More businesses are asking for financial systems that provide real-time data feeds and updates of expenditures and sales, says Renee Lorton, senior VP and general manager of financial-management solutions at PeopleSoft. "Surprises are no longer tolerated after the close of the quarter, so the business managers need to have the information throughout the quarter so they can ensure their numbers are right," says Lorton, who's also a certified public accountant.

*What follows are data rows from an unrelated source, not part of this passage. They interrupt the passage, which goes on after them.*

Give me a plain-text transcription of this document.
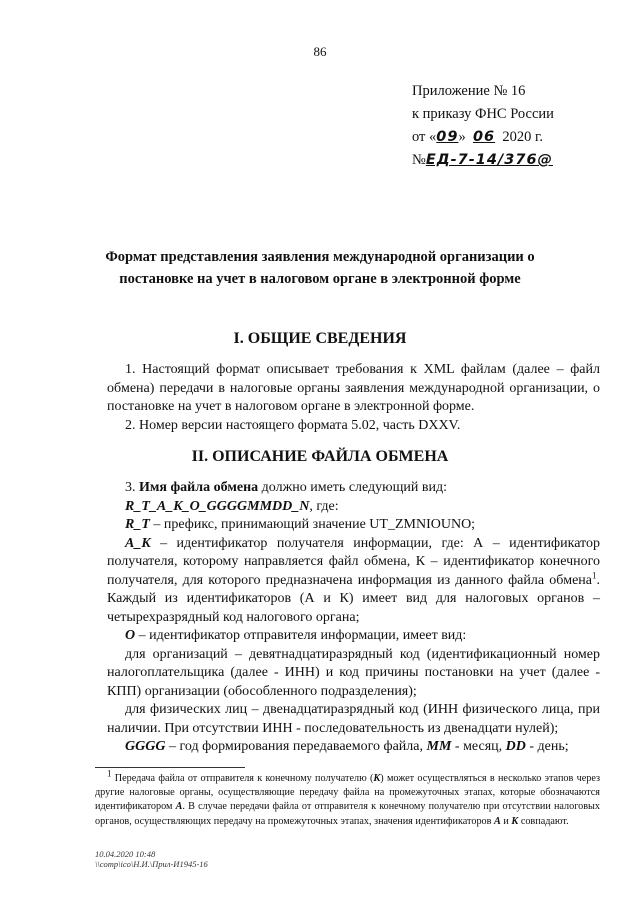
86
Приложение № 16
к приказу ФНС России
от «09» 06 2020 г.
№ЕД-7-14/376@
Формат представления заявления международной организации о
постановке на учет в налоговом органе в электронной форме
I. ОБЩИЕ СВЕДЕНИЯ

1. Настоящий формат описывает требования к XML файлам (далее – файл обмена) передачи в налоговые органы заявления международной организации, о постановке на учет в налоговом органе в электронной форме.

2. Номер версии настоящего формата 5.02, часть DXXV.

II. ОПИСАНИЕ ФАЙЛА ОБМЕНА

3. Имя файла обмена должно иметь следующий вид:

R_T_A_K_O_GGGGMMDD_N, где:

R_T – префикс, принимающий значение UT_ZMNIOUNO;

A_K – идентификатор получателя информации, где: А – идентификатор получателя, которому направляется файл обмена, К – идентификатор конечного получателя, для которого предназначена информация из данного файла обмена$^1$. Каждый из идентификаторов (А и К) имеет вид для налоговых органов – четырехразрядный код налогового органа;

O – идентификатор отправителя информации, имеет вид:

для организаций – девятнадцатиразрядный код (идентификационный номер налогоплательщика (далее - ИНН) и код причины постановки на учет (далее - КПП) организации (обособленного подразделения);

для физических лиц – двенадцатиразрядный код (ИНН физического лица, при наличии. При отсутствии ИНН - последовательность из двенадцати нулей);

GGGG – год формирования передаваемого файла, MM - месяц, DD - день;

$^1$ Передача файла от отправителя к конечному получателю (К) может осуществляться в несколько этапов через другие налоговые органы, осуществляющие передачу файла на промежуточных этапах, которые обозначаются идентификатором А. В случае передачи файла от отправителя к конечному получателю при отсутствии налоговых органов, осуществляющих передачу на промежуточных этапах, значения идентификаторов А и К совпадают.
10.04.2020 10:48
\\comp\ico\Н.И.\Прил-И1945-16
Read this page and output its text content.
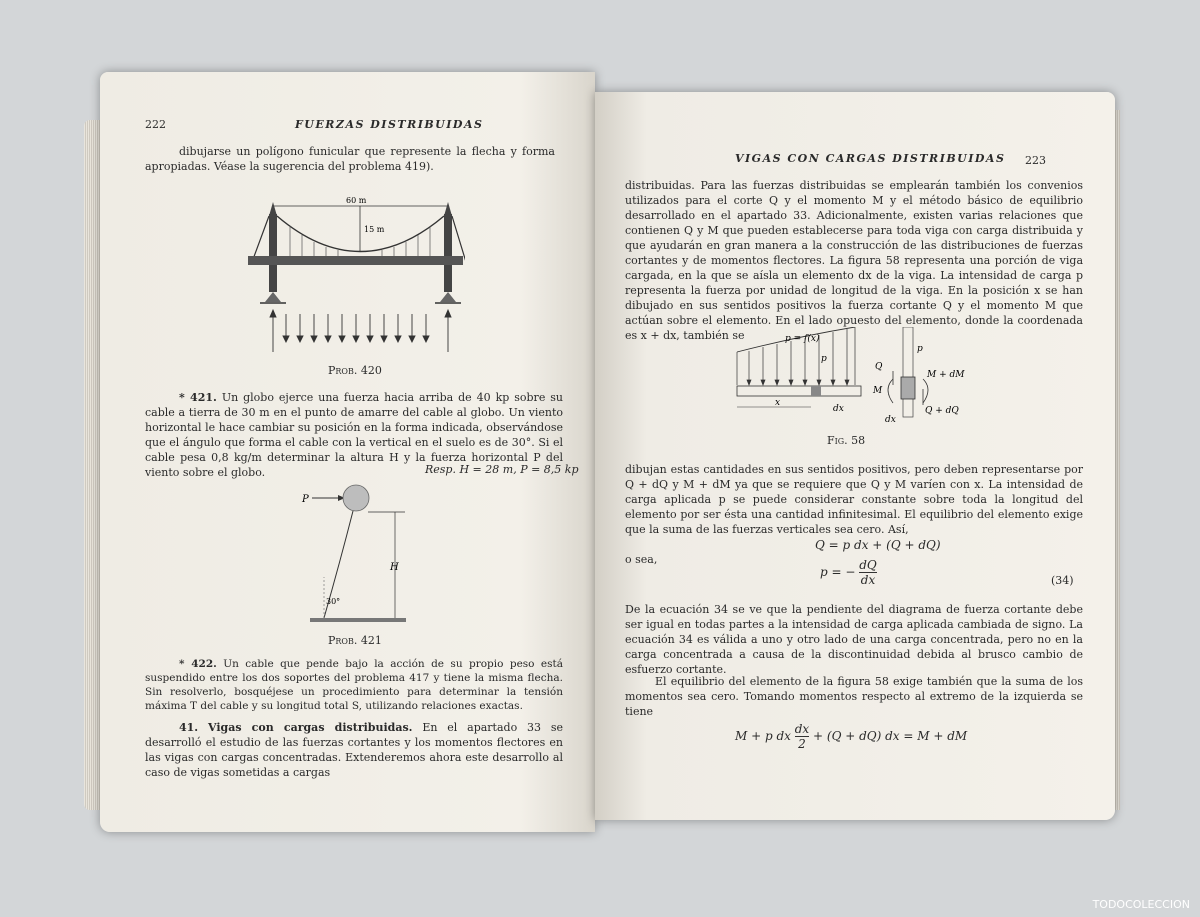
222	FUERZAS DISTRIBUIDAS

dibujarse un polígono funicular que represente la flecha y forma apropiadas. Véase la sugerencia del problema 419).

60 m
15 m
Prob. 420

* 421. Un globo ejerce una fuerza hacia arriba de 40 kp sobre su cable a tierra de 30 m en el punto de amarre del cable al globo. Un viento horizontal le hace cambiar su posición en la forma indicada, observándose que el ángulo que forma el cable con la vertical en el suelo es de 30°. Si el cable pesa 0,8 kg/m determinar la altura H y la fuerza horizontal P del viento sobre el globo.	Resp. H = 28 m, P = 8,5 kp
P
H
30°
Prob. 421

* 422. Un cable que pende bajo la acción de su propio peso está suspendido entre los dos soportes del problema 417 y tiene la misma flecha. Sin resolverlo, bosquéjese un procedimiento para determinar la tensión máxima T del cable y su longitud total S, utilizando relaciones exactas.

41. Vigas con cargas distribuidas. En el apartado 33 se desarrolló el estudio de las fuerzas cortantes y los momentos flectores en las vigas con cargas concentradas. Extenderemos ahora este desarrollo al caso de vigas sometidas a cargas

VIGAS CON CARGAS DISTRIBUIDAS 223

distribuidas. Para las fuerzas distribuidas se emplearán también los convenios utilizados para el corte Q y el momento M y el método básico de equilibrio desarrollado en el apartado 33. Adicionalmente, existen varias relaciones que contienen Q y M que pueden establecerse para toda viga con carga distribuida y que ayudarán en gran manera a la construcción de las distribuciones de fuerzas cortantes y de momentos flectores. La figura 58 representa una porción de viga cargada, en la que se aísla un elemento dx de la viga. La intensidad de carga p representa la fuerza por unidad de longitud de la viga. En la posición x se han dibujado en sus sentidos positivos la fuerza cortante Q y el momento M que actúan sobre el elemento. En el lado opuesto del elemento, donde la coordenada es x + dx, también se	p = f(x)
p
x
dx
p
Q
M
M + dM
Q + dQ
dx
Fig. 58

dibujan estas cantidades en sus sentidos positivos, pero deben representarse por Q + dQ y M + dM ya que se requiere que Q y M varíen con x. La intensidad de carga aplicada p se puede considerar constante sobre toda la longitud del elemento por ser ésta una cantidad infinitesimal. El equilibrio del elemento exige que la suma de las fuerzas verticales sea cero. Así,

Q = p dx + (Q + dQ)
o sea,
p = − $\frac{dQ}{dx}$	(34)

De la ecuación 34 se ve que la pendiente del diagrama de fuerza cortante debe ser igual en todas partes a la intensidad de carga aplicada cambiada de signo. La ecuación 34 es válida a uno y otro lado de una carga concentrada, pero no en la carga concentrada a causa de la discontinuidad debida al brusco cambio de esfuerzo cortante.

El equilibrio del elemento de la figura 58 exige también que la suma de los momentos sea cero. Tomando momentos respecto al extremo de la izquierda se tiene

M + p dx $\frac{dx}{2} + (Q + dQ)$ dx = M + dM
TODOCOLECCION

Tax Technologies Inc., a Haworth, N.J., taxation and accounting software developer, suggests that an Internet-based document depository could allow all documents used in the auditing process to be reviewed in real time by a company's auditors, management, and board of directors. Currently, most boards don't see the numbers until just a few days before the final report must be sent to the SEC. Jeff Wenger, VP and chief technology officer at Tax Technologies, says his company's approach lets all parties ask questions as the auditing process moves forward, producing more accurate data more quickly.

Meanwhile, the movement toward standardizing electronic financial reports using eXtensible Business Reporting Language is gaining momentum. Some 140 companies, as well as government organizations, have joined the XBRL Organization, which was founded by the American Institute of Certified Public Accountants. The XBRL language lets companies provide hyperlinks that connect numbers in financial statements to explanatory footnotes; the idea is to make financial statements easier to understand so that investors can make better-informed decisions. Reuters and Microsoft publish financial statements using XBRL.

"We're at the point now where we've sold the concept to enough parties that the people who don't adhere to it are going to have a competitive disadvantage," says Liv Watson, director of XBRL at Edgar Online Inc. and the VP of the XBRL consortium.

Technology and IT personnel can indeed help make people more aware of what's happening in a world of complicated auditing rules, but they can't solve everything, says Bob Williamson, CFO at financial services firm VFinance. "From an IT perspective, you can put in increasingly sophisticated systems and auditing tools, but they can always be overwhelmed by fraudulent activity." Yes, there is that added factor called honesty.